Пьетро вздохнул. По крайней мере, здесь не соскучишься.

Он сплюнул и засвистел, подзывая своего кучера, поджидавшего его неподалеку.

Лошади затрусили к нему.

 

Глядя на мостовую двора, положив ладонь на эфес шпаги, Пьетро принялся обдумывать маневры, которые ему следовало предпринять в начале своего расследования.

Итак. Подведем итоги…

Необходимо было срочно переговорить с графом де Брогли, затем войти в контакт с другими агентами покойного короля и распространить информацию о грозящей им опасности. Опасность была невидимая, непонятная, но вполне реальная. Баснописец стремился уничтожить агентов Тайной службы, по крайней мере, наиболее важных. Зачем? Пьетро не знал. Возможно, де Брогли известно чуть больше. Но он все еще был в опале и находился в Рюффеке, а путь туда был не близким. Что касается самих агентов, венецианец не получил о них от герцога д'Эгийона никаких удовлетворительных сведений. Верженн был в Стокгольме, шевалье д'Эон – в Лондоне, Бомарше – где‑то в провинции, в любом случае, не в Версале. А двор сегодня уезжал из Версаля. Пьетро собирался попросить де Брогли созвать агентов, если он сам еще этого не сделал. Возможно, некоторые из них владели какой‑нибудь информацией, которая могла бы продвинуть его расследование. Но из естественных соображений безопасности они все работали в изоляции, и далеко не все знали друг друга. Не считая того, что, как намекнул д'Эгийон, Баснописец мог быть и одним из них…

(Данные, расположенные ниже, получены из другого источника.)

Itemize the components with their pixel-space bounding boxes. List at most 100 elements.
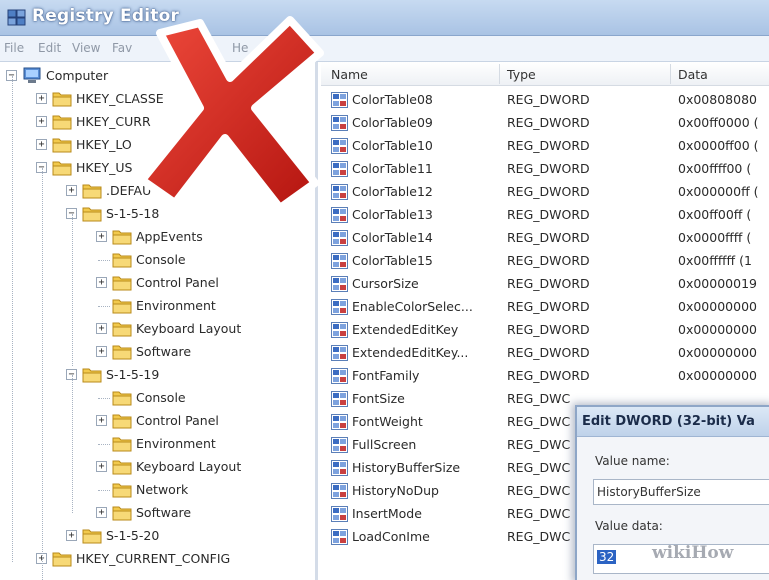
dialog-title-bar[interactable]: Edit DWORD (32-bit) Va <box>577 407 769 437</box>
folder-icon <box>112 320 132 337</box>
tree-item[interactable]: + Control Panel <box>0 272 315 295</box>
tree-item[interactable]: + S-1-5-20 <box>0 525 315 548</box>
list-header: Name Type Data <box>321 62 769 86</box>
expand-icon[interactable]: + <box>96 415 107 426</box>
cell-data: 0x00000000 <box>678 322 757 337</box>
tree-connector <box>98 398 110 399</box>
table-row[interactable]: ColorTable12 REG_DWORD 0x000000ff ( <box>321 181 769 204</box>
menu-bar: File Edit View Fav He <box>0 36 769 62</box>
reg-binary-value-icon <box>331 253 348 269</box>
tree-item[interactable]: Network <box>0 479 315 502</box>
tree-item[interactable]: + Keyboard Layout <box>0 318 315 341</box>
tree-item[interactable]: + AppEvents <box>0 226 315 249</box>
table-row[interactable]: ExtendedEditKey... REG_DWORD 0x00000000 <box>321 342 769 365</box>
folder-icon <box>112 251 132 268</box>
column-header-type[interactable]: Type <box>507 67 536 82</box>
cell-type: REG_DWORD <box>507 161 590 176</box>
reg-binary-value-icon <box>331 414 348 430</box>
expand-icon[interactable]: + <box>96 461 107 472</box>
value-name-text: HistoryBufferSize <box>597 485 701 499</box>
cell-name: ExtendedEditKey <box>352 322 459 337</box>
cell-name: ColorTable10 <box>352 138 433 153</box>
table-row[interactable]: ColorTable15 REG_DWORD 0x00ffffff (1 <box>321 250 769 273</box>
folder-icon <box>112 228 132 245</box>
value-data-label: Value data: <box>595 519 663 533</box>
reg-binary-value-icon <box>331 483 348 499</box>
column-separator[interactable] <box>670 64 671 84</box>
expand-icon[interactable]: + <box>96 346 107 357</box>
expand-icon[interactable]: + <box>36 93 47 104</box>
computer-icon <box>22 67 42 84</box>
table-row[interactable]: FontFamily REG_DWORD 0x00000000 <box>321 365 769 388</box>
table-row[interactable]: EnableColorSelec... REG_DWORD 0x00000000 <box>321 296 769 319</box>
tree-item-label: Control Panel <box>136 413 219 428</box>
table-row[interactable]: ColorTable13 REG_DWORD 0x00ff00ff ( <box>321 204 769 227</box>
tree-connector <box>98 444 110 445</box>
expand-icon[interactable]: + <box>66 185 77 196</box>
tree-item[interactable]: Console <box>0 387 315 410</box>
menu-edit[interactable]: Edit <box>38 41 61 55</box>
tree-item-label: Software <box>136 344 192 359</box>
table-row[interactable]: ColorTable08 REG_DWORD 0x00808080 <box>321 89 769 112</box>
cell-type: REG_DWORD <box>507 92 590 107</box>
column-separator[interactable] <box>499 64 500 84</box>
cell-type: REG_DWORD <box>507 138 590 153</box>
expand-icon[interactable]: + <box>96 277 107 288</box>
table-row[interactable]: ColorTable09 REG_DWORD 0x00ff0000 ( <box>321 112 769 135</box>
cell-name: CursorSize <box>352 276 419 291</box>
expand-icon[interactable]: + <box>96 507 107 518</box>
expand-icon[interactable]: + <box>96 231 107 242</box>
expand-icon[interactable]: + <box>66 530 77 541</box>
menu-view[interactable]: View <box>72 41 100 55</box>
table-row[interactable]: ColorTable14 REG_DWORD 0x0000ffff ( <box>321 227 769 250</box>
tree-item[interactable]: Console <box>0 249 315 272</box>
cell-data: 0x00000000 <box>678 368 757 383</box>
tree-item-label: Environment <box>136 436 216 451</box>
folder-icon <box>112 504 132 521</box>
cell-type: REG_DWORD <box>507 115 590 130</box>
value-name-field[interactable]: HistoryBufferSize <box>593 479 769 505</box>
tree-item[interactable]: + Software <box>0 341 315 364</box>
cell-data: 0x00808080 <box>678 92 757 107</box>
tree-item[interactable]: Environment <box>0 433 315 456</box>
tree-item[interactable]: + Control Panel <box>0 410 315 433</box>
tree-item-label: Environment <box>136 298 216 313</box>
reg-binary-value-icon <box>331 506 348 522</box>
expand-icon[interactable]: + <box>96 323 107 334</box>
tree-item-label: Keyboard Layout <box>136 459 242 474</box>
tree-item[interactable]: + Software <box>0 502 315 525</box>
cell-type: REG_DWC <box>507 506 571 521</box>
reg-binary-value-icon <box>331 276 348 292</box>
table-row[interactable]: ExtendedEditKey REG_DWORD 0x00000000 <box>321 319 769 342</box>
reg-binary-value-icon <box>331 437 348 453</box>
folder-icon <box>112 435 132 452</box>
cell-data: 0x000000ff ( <box>678 184 759 199</box>
expand-icon[interactable]: + <box>36 139 47 150</box>
tree-item[interactable]: − S-1-5-19 <box>0 364 315 387</box>
table-row[interactable]: CursorSize REG_DWORD 0x00000019 <box>321 273 769 296</box>
table-row[interactable]: ColorTable10 REG_DWORD 0x0000ff00 ( <box>321 135 769 158</box>
cell-name: ColorTable09 <box>352 115 433 130</box>
expand-icon[interactable]: + <box>36 116 47 127</box>
folder-icon <box>82 182 102 199</box>
folder-icon <box>82 527 102 544</box>
tree-item[interactable]: + HKEY_CURRENT_CONFIG <box>0 548 315 571</box>
cell-type: REG_DWORD <box>507 322 590 337</box>
tree-item-label: S-1-5-19 <box>106 367 160 382</box>
tree-item-label: HKEY_CURRENT_CONFIG <box>76 551 231 566</box>
menu-file[interactable]: File <box>4 41 24 55</box>
tree-connector <box>98 490 110 491</box>
tree-item[interactable]: + Keyboard Layout <box>0 456 315 479</box>
reg-binary-value-icon <box>331 322 348 338</box>
cell-type: REG_DWC <box>507 529 571 544</box>
table-row[interactable]: ColorTable11 REG_DWORD 0x00ffff00 ( <box>321 158 769 181</box>
tree-item[interactable]: Environment <box>0 295 315 318</box>
tree-connector <box>98 306 110 307</box>
column-header-data[interactable]: Data <box>678 67 708 82</box>
cell-name: HistoryBufferSize <box>352 460 461 475</box>
cell-data: 0x00000000 <box>678 345 757 360</box>
folder-icon <box>52 113 72 130</box>
folder-icon <box>52 550 72 567</box>
reg-binary-value-icon <box>331 345 348 361</box>
cell-name: FontSize <box>352 391 405 406</box>
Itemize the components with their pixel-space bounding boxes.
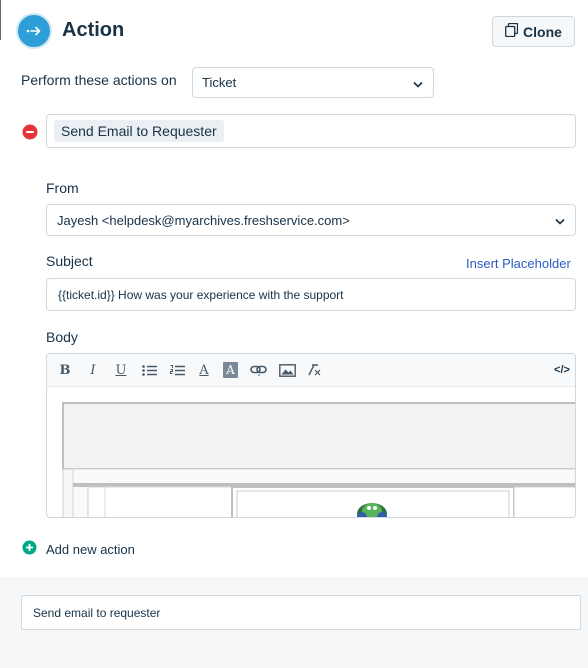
from-label: From <box>46 180 79 196</box>
image-icon[interactable] <box>278 362 296 378</box>
font-color-button[interactable]: A <box>197 362 211 378</box>
action-type-field[interactable]: Send Email to Requester <box>46 114 576 148</box>
page-title: Action <box>62 19 125 41</box>
entity-select[interactable]: Ticket <box>192 67 434 98</box>
bold-button[interactable]: B <box>58 362 72 378</box>
rule-name-section: Send email to requester <box>0 577 588 668</box>
entity-select-value: Ticket <box>202 75 237 90</box>
add-new-action-button[interactable]: Add new action <box>22 540 135 558</box>
subject-input[interactable]: {{ticket.id}} How was your experience wi… <box>46 278 576 311</box>
left-edge-border <box>0 0 1 40</box>
from-select-value: Jayesh <helpdesk@myarchives.freshservice… <box>57 212 350 228</box>
body-editor[interactable]: B I U A A </> <box>46 353 576 518</box>
rule-name-value: Send email to requester <box>33 605 161 620</box>
rule-name-input[interactable]: Send email to requester <box>21 595 581 630</box>
numbered-list-icon[interactable] <box>169 362 185 378</box>
email-template-preview <box>47 387 575 517</box>
action-icon <box>16 13 52 49</box>
perform-label: Perform these actions on <box>21 72 177 88</box>
add-new-action-label: Add new action <box>46 541 135 557</box>
underline-button[interactable]: U <box>114 362 128 378</box>
action-type-chip: Send Email to Requester <box>54 120 224 142</box>
link-icon[interactable] <box>250 362 268 378</box>
copy-icon <box>505 22 519 40</box>
remove-action-icon[interactable] <box>22 124 38 140</box>
subject-value: {{ticket.id}} How was your experience wi… <box>58 287 344 302</box>
clone-button[interactable]: Clone <box>492 16 575 47</box>
clear-formatting-icon[interactable] <box>306 362 322 378</box>
add-circle-icon <box>22 540 37 558</box>
insert-placeholder-link[interactable]: Insert Placeholder <box>466 256 571 271</box>
chevron-down-icon <box>555 213 565 228</box>
body-label: Body <box>46 329 78 345</box>
editor-toolbar: B I U A A </> <box>47 354 575 387</box>
background-color-button[interactable]: A <box>223 362 238 378</box>
chevron-down-icon <box>413 75 423 90</box>
clone-label: Clone <box>523 23 562 40</box>
subject-label: Subject <box>46 253 93 269</box>
italic-button[interactable]: I <box>86 362 100 378</box>
from-select[interactable]: Jayesh <helpdesk@myarchives.freshservice… <box>46 204 576 236</box>
source-code-button[interactable]: </> <box>552 362 572 378</box>
bullet-list-icon[interactable] <box>141 362 157 378</box>
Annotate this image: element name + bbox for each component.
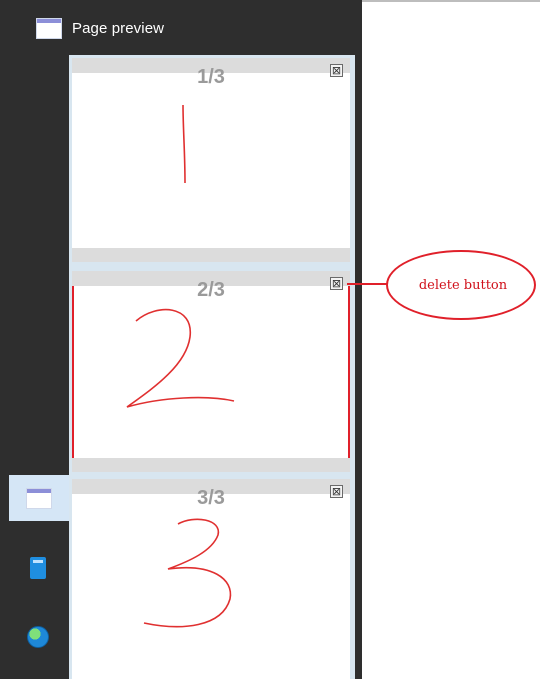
top-border	[362, 0, 540, 2]
page-drawing-2	[126, 308, 235, 408]
annotation-pointer-line	[347, 283, 387, 285]
thumbnail-list: 1/3 ⊠ 2/3 ⊠ 3/3 ⊠	[69, 55, 355, 679]
annotation-text: delete button	[418, 277, 508, 293]
page-thumbnail-3[interactable]: 3/3 ⊠	[72, 479, 350, 679]
page-preview-icon	[36, 17, 62, 39]
rail-globe-button[interactable]	[8, 614, 68, 660]
rail-book-button[interactable]	[8, 545, 68, 591]
globe-icon	[27, 626, 49, 648]
page-thumbnail-1[interactable]: 1/3 ⊠	[72, 58, 350, 262]
page-thumbnail-2[interactable]: 2/3 ⊠	[72, 271, 350, 472]
annotation-callout: delete button	[386, 250, 536, 320]
page-drawing-1	[182, 104, 186, 184]
panel-title: Page preview	[72, 19, 165, 37]
rail-page-preview-button[interactable]	[9, 475, 69, 521]
panel-header: Page preview	[36, 16, 164, 40]
book-icon	[30, 557, 46, 579]
page-preview-icon	[26, 487, 52, 509]
page-drawing-3	[143, 518, 232, 628]
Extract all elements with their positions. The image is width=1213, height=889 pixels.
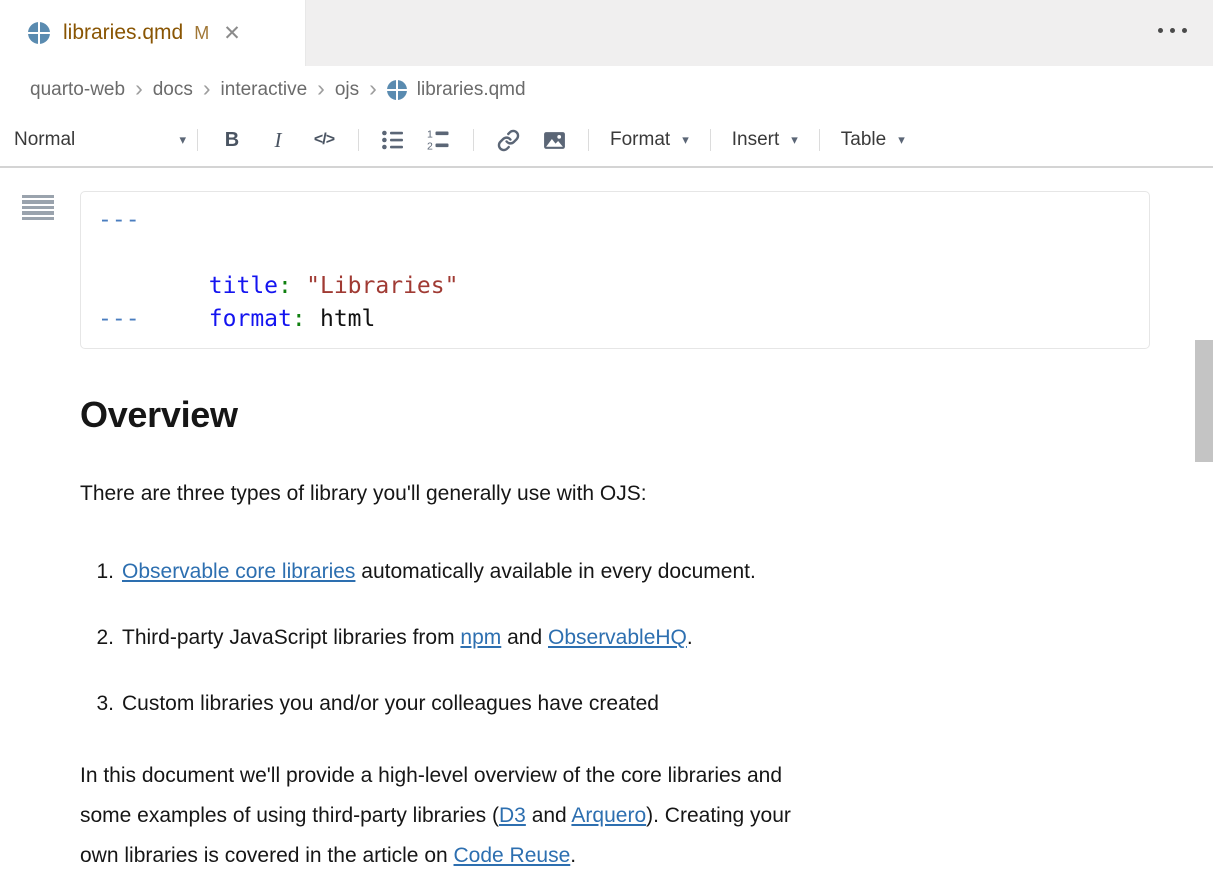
breadcrumb-item-ojs[interactable]: ojs <box>335 79 359 101</box>
paragraph-text-segment: In this document we'll provide a high-le… <box>80 764 782 787</box>
library-types-list: 1. Observable core libraries automatical… <box>80 552 1150 724</box>
yaml-colon: : <box>278 273 292 299</box>
list-item-text: Third-party JavaScript libraries from np… <box>122 618 693 658</box>
quarto-icon <box>28 22 50 44</box>
link-button[interactable] <box>485 122 531 158</box>
link-observable-core-libraries[interactable]: Observable core libraries <box>122 560 355 583</box>
breadcrumb-item-docs[interactable]: docs <box>153 79 193 101</box>
toolbar-divider <box>358 129 359 151</box>
breadcrumb: quarto-web › docs › interactive › ojs › … <box>0 66 1213 114</box>
breadcrumb-item-quarto-web[interactable]: quarto-web <box>30 79 125 101</box>
link-icon <box>497 129 520 152</box>
format-menu[interactable]: Format ▾ <box>600 129 699 151</box>
numbered-list-icon: 1 2 <box>427 128 451 152</box>
bold-icon: B <box>225 129 239 152</box>
svg-text:1: 1 <box>427 129 433 141</box>
list-item-text-segment: automatically available in every documen… <box>355 560 755 583</box>
closing-paragraph: In this document we'll provide a high-le… <box>80 756 1150 876</box>
bullet-list-button[interactable] <box>370 122 416 158</box>
link-d3[interactable]: D3 <box>499 804 526 827</box>
chevron-down-icon: ▾ <box>179 132 186 148</box>
list-number: 1. <box>80 552 122 592</box>
format-menu-label: Format <box>610 129 670 151</box>
chevron-down-icon: ▾ <box>791 132 798 148</box>
list-item-2: 2. Third-party JavaScript libraries from… <box>80 618 1150 658</box>
svg-text:2: 2 <box>427 141 433 153</box>
yaml-key-format: format <box>209 306 292 332</box>
italic-button[interactable]: I <box>255 122 301 158</box>
chevron-down-icon: ▾ <box>682 132 689 148</box>
close-icon[interactable]: ✕ <box>223 23 241 44</box>
list-item-text-segment: Third-party JavaScript libraries from <box>122 626 460 649</box>
image-button[interactable] <box>531 122 577 158</box>
table-menu[interactable]: Table ▾ <box>831 129 915 151</box>
toolbar-divider <box>819 129 820 151</box>
drag-handle-icon[interactable] <box>20 193 56 222</box>
chevron-right-icon: › <box>369 77 377 103</box>
link-npm[interactable]: npm <box>460 626 501 649</box>
yaml-delimiter: --- <box>98 207 140 233</box>
paragraph-text-segment: . <box>570 844 576 867</box>
heading-overview: Overview <box>80 394 1150 436</box>
image-icon <box>542 128 567 153</box>
link-arquero[interactable]: Arquero <box>571 804 646 827</box>
tab-title: libraries.qmd <box>63 21 183 45</box>
chevron-right-icon: › <box>203 77 211 103</box>
chevron-right-icon: › <box>317 77 325 103</box>
visual-editor-window: libraries.qmd M ✕ quarto-web › docs › in… <box>0 0 1213 889</box>
list-number: 2. <box>80 618 122 658</box>
list-item-text: Observable core libraries automatically … <box>122 552 756 592</box>
toolbar-divider <box>473 129 474 151</box>
breadcrumb-item-file[interactable]: libraries.qmd <box>417 79 526 101</box>
yaml-colon: : <box>292 306 306 332</box>
link-code-reuse[interactable]: Code Reuse <box>454 844 571 867</box>
chevron-down-icon: ▾ <box>898 132 905 148</box>
bullet-list-icon <box>381 128 405 152</box>
tab-libraries-qmd[interactable]: libraries.qmd M ✕ <box>0 0 306 66</box>
yaml-front-matter-block[interactable]: --- title:"Libraries" format:html --- <box>80 191 1150 349</box>
toolbar-divider <box>197 129 198 151</box>
insert-menu-label: Insert <box>732 129 780 151</box>
yaml-delimiter: --- <box>98 306 140 332</box>
code-icon: </> <box>314 131 334 149</box>
list-item-1: 1. Observable core libraries automatical… <box>80 552 1150 592</box>
paragraph-style-dropdown[interactable]: Normal ▾ <box>14 129 186 151</box>
italic-icon: I <box>275 128 282 153</box>
toolbar-divider <box>588 129 589 151</box>
list-item-text: Custom libraries you and/or your colleag… <box>122 684 659 724</box>
scrollbar-thumb[interactable] <box>1195 340 1213 462</box>
paragraph-text-segment: own libraries is covered in the article … <box>80 844 454 867</box>
paragraph-text-segment: some examples of using third-party libra… <box>80 804 499 827</box>
yaml-key-title: title <box>209 273 278 299</box>
link-observablehq[interactable]: ObservableHQ <box>548 626 687 649</box>
numbered-list-button[interactable]: 1 2 <box>416 122 462 158</box>
code-button[interactable]: </> <box>301 122 347 158</box>
list-item-3: 3. Custom libraries you and/or your coll… <box>80 684 1150 724</box>
intro-paragraph: There are three types of library you'll … <box>80 474 1150 514</box>
vertical-scrollbar[interactable] <box>1195 340 1213 889</box>
list-item-text-segment: . <box>687 626 693 649</box>
paragraph-style-value: Normal <box>14 129 75 151</box>
more-actions-icon[interactable] <box>1158 28 1187 33</box>
yaml-value-format: html <box>306 306 376 332</box>
format-toolbar: Normal ▾ B I </> <box>0 114 1213 168</box>
bold-button[interactable]: B <box>209 122 255 158</box>
yaml-value-title: "Libraries" <box>292 273 459 299</box>
insert-menu[interactable]: Insert ▾ <box>722 129 808 151</box>
tab-bar: libraries.qmd M ✕ <box>0 0 1213 66</box>
breadcrumb-item-interactive[interactable]: interactive <box>221 79 308 101</box>
paragraph-text-segment: and <box>526 804 572 827</box>
chevron-right-icon: › <box>135 77 143 103</box>
paragraph-text-segment: ). Creating your <box>646 804 791 827</box>
modified-badge: M <box>194 23 209 44</box>
table-menu-label: Table <box>841 129 886 151</box>
quarto-icon <box>387 80 407 100</box>
toolbar-divider <box>710 129 711 151</box>
list-number: 3. <box>80 684 122 724</box>
list-item-text-segment: and <box>501 626 548 649</box>
document-editor[interactable]: --- title:"Libraries" format:html --- Ov… <box>0 168 1213 889</box>
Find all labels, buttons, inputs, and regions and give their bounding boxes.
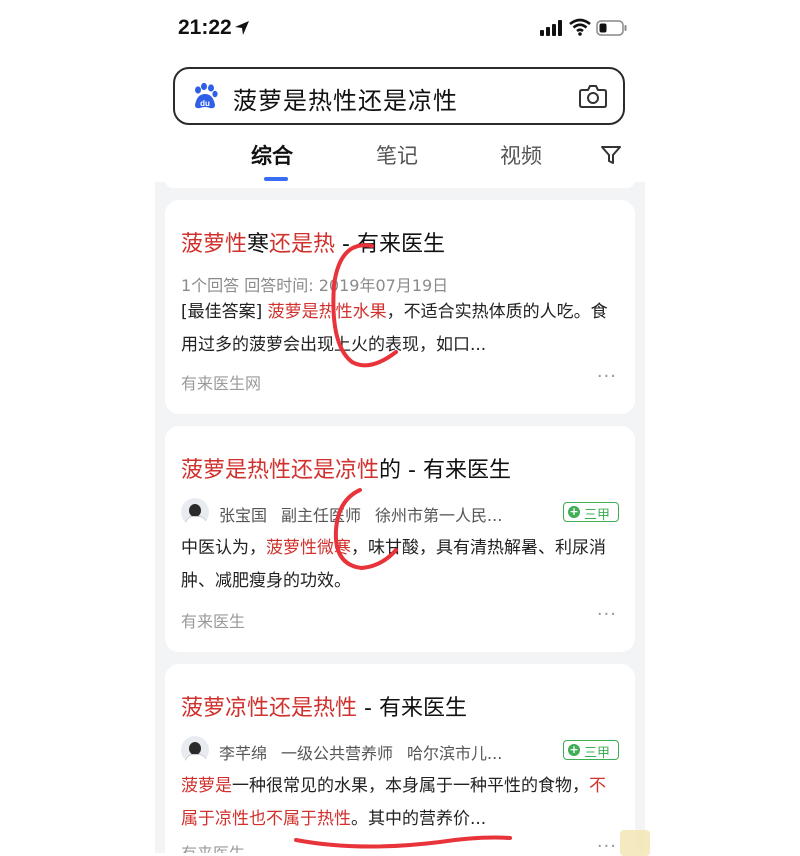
badge-label: 三甲 <box>584 508 611 523</box>
result-card[interactable]: 菠萝性寒还是热 - 有来医生 1个回答 回答时间: 2019年07月19日 [最… <box>165 200 635 414</box>
battery-icon <box>596 20 627 36</box>
doctor-name: 张宝国 <box>219 506 268 525</box>
result-card[interactable]: 菠萝是热性还是凉性的 - 有来医生 张宝国 副主任医师 徐州市第一人民... + 三甲… <box>165 426 635 652</box>
result-source: 有来医生网 <box>181 374 262 393</box>
title-text: 寒 <box>247 232 270 257</box>
search-bar[interactable]: du 菠萝是热性还是凉性 <box>173 67 625 125</box>
doctor-info: 李芊绵 一级公共营养师 哈尔滨市儿... <box>219 740 502 764</box>
snippet-text: 中医认为， <box>181 538 266 558</box>
search-input[interactable]: 菠萝是热性还是凉性 <box>233 81 458 116</box>
result-snippet: 菠萝是一种很常见的水果，本身属于一种平性的食物，不属于凉性也不属于热性。其中的营… <box>181 770 621 836</box>
result-snippet: [最佳答案] 菠萝是热性水果，不适合实热体质的人吃。食用过多的菠萝会出现上火的表… <box>181 296 621 362</box>
results-list: 菠萝性寒还是热 - 有来医生 1个回答 回答时间: 2019年07月19日 [最… <box>155 182 645 853</box>
title-text: - 有来医生 <box>335 232 445 257</box>
plus-icon: + <box>568 505 580 518</box>
doctor-title: 副主任医师 <box>281 506 362 525</box>
previous-card-edge <box>165 182 635 188</box>
result-title[interactable]: 菠萝凉性还是热性 - 有来医生 <box>181 690 467 722</box>
hospital-grade-badge: + 三甲 <box>563 740 619 761</box>
filter-icon[interactable] <box>600 144 622 166</box>
hospital-grade-badge: + 三甲 <box>563 502 619 523</box>
doctor-info: 张宝国 副主任医师 徐州市第一人民... <box>219 502 502 526</box>
snippet-text: 一种很常见的水果，本身属于一种平性的食物， <box>232 776 589 796</box>
result-tabs: 综合 笔记 视频 <box>155 130 645 185</box>
wifi-icon <box>569 18 591 36</box>
result-title[interactable]: 菠萝性寒还是热 - 有来医生 <box>181 226 445 258</box>
more-options-icon[interactable]: ··· <box>597 836 617 853</box>
title-text: - 有来医生 <box>357 696 467 721</box>
title-highlight: 菠萝性 <box>181 232 248 257</box>
tab-videos[interactable]: 视频 <box>500 140 542 170</box>
snippet-text: 。其中的营养价... <box>351 809 487 829</box>
sticky-note-corner <box>620 830 650 856</box>
active-tab-indicator <box>264 177 288 181</box>
location-arrow-icon <box>235 21 249 35</box>
result-meta: 1个回答 回答时间: 2019年07月19日 <box>181 276 449 295</box>
plus-icon: + <box>568 743 580 756</box>
snippet-highlight: 菠萝是热性水果 <box>267 302 387 322</box>
result-source: 有来医生 <box>181 612 246 631</box>
badge-label: 三甲 <box>584 746 611 761</box>
tab-notes[interactable]: 笔记 <box>376 140 418 170</box>
title-highlight: 还是热 <box>269 232 336 257</box>
snippet-highlight: 菠萝性微寒 <box>266 538 351 558</box>
more-options-icon[interactable]: ··· <box>597 604 617 625</box>
doctor-hospital: 徐州市第一人民... <box>375 506 503 525</box>
doctor-hospital: 哈尔滨市儿... <box>407 744 503 763</box>
title-text: 的 - 有来医生 <box>379 458 511 483</box>
tab-all[interactable]: 综合 <box>251 140 293 170</box>
svg-text:du: du <box>200 99 210 108</box>
doctor-name: 李芊绵 <box>219 744 268 763</box>
doctor-title: 一级公共营养师 <box>281 744 394 763</box>
result-source: 有来医生 <box>181 840 245 853</box>
camera-icon[interactable] <box>579 83 607 109</box>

Покамест Пьетро должен был направиться в Париж, чтобы познакомиться с парфюмером Фаржоном. Бедняжка Розетта и ее любовник Батист Ланскене служили у него, так что его вполне можно было подозревать. Но Пьетро относился к этому весьма скептически. Недавно Фаржон стал официальным поставщиком многих высокопоставленных особ во главе с мадам Дюбарри. По какой же причине этот человек замыслил бы такой туманный заговор? Разве что путем угроз его заставили стать сообщником? Венецианец вздохнул. Скорее всего, Розетта погибла из‑за того, что оказалась замешанной в какие‑то дела, ее не касавшиеся… В какие‑то альковные тайны? Или же она подслушала какие‑нибудь компрометирующие разговоры? Ланскене был всего лишь мелким осведомителем. А он, наткнулся ли он на что‑нибудь, что могло привести к его убийству, а заодно и к убийству его возлюбленной? На что‑нибудь, касающееся не только существования Баснописца, но и сути его проекта… а также его личности? Каковы бы ни были его сведения, очевидно, он не успел вовремя сообщить о них кому бы то ни было. Все это оставалось тайной. Но связь загадочного имени Баснописца, как будто восставшего из мертвых, с неприличными эпиграммами, высмеивающими Марию Антуанетту, предвещала тревожные события.

 

Пьетро прихватил с собой бумаги д'Эгийона и книгу басен.

Он машинально рассматривал том, особенно пыльную обложку…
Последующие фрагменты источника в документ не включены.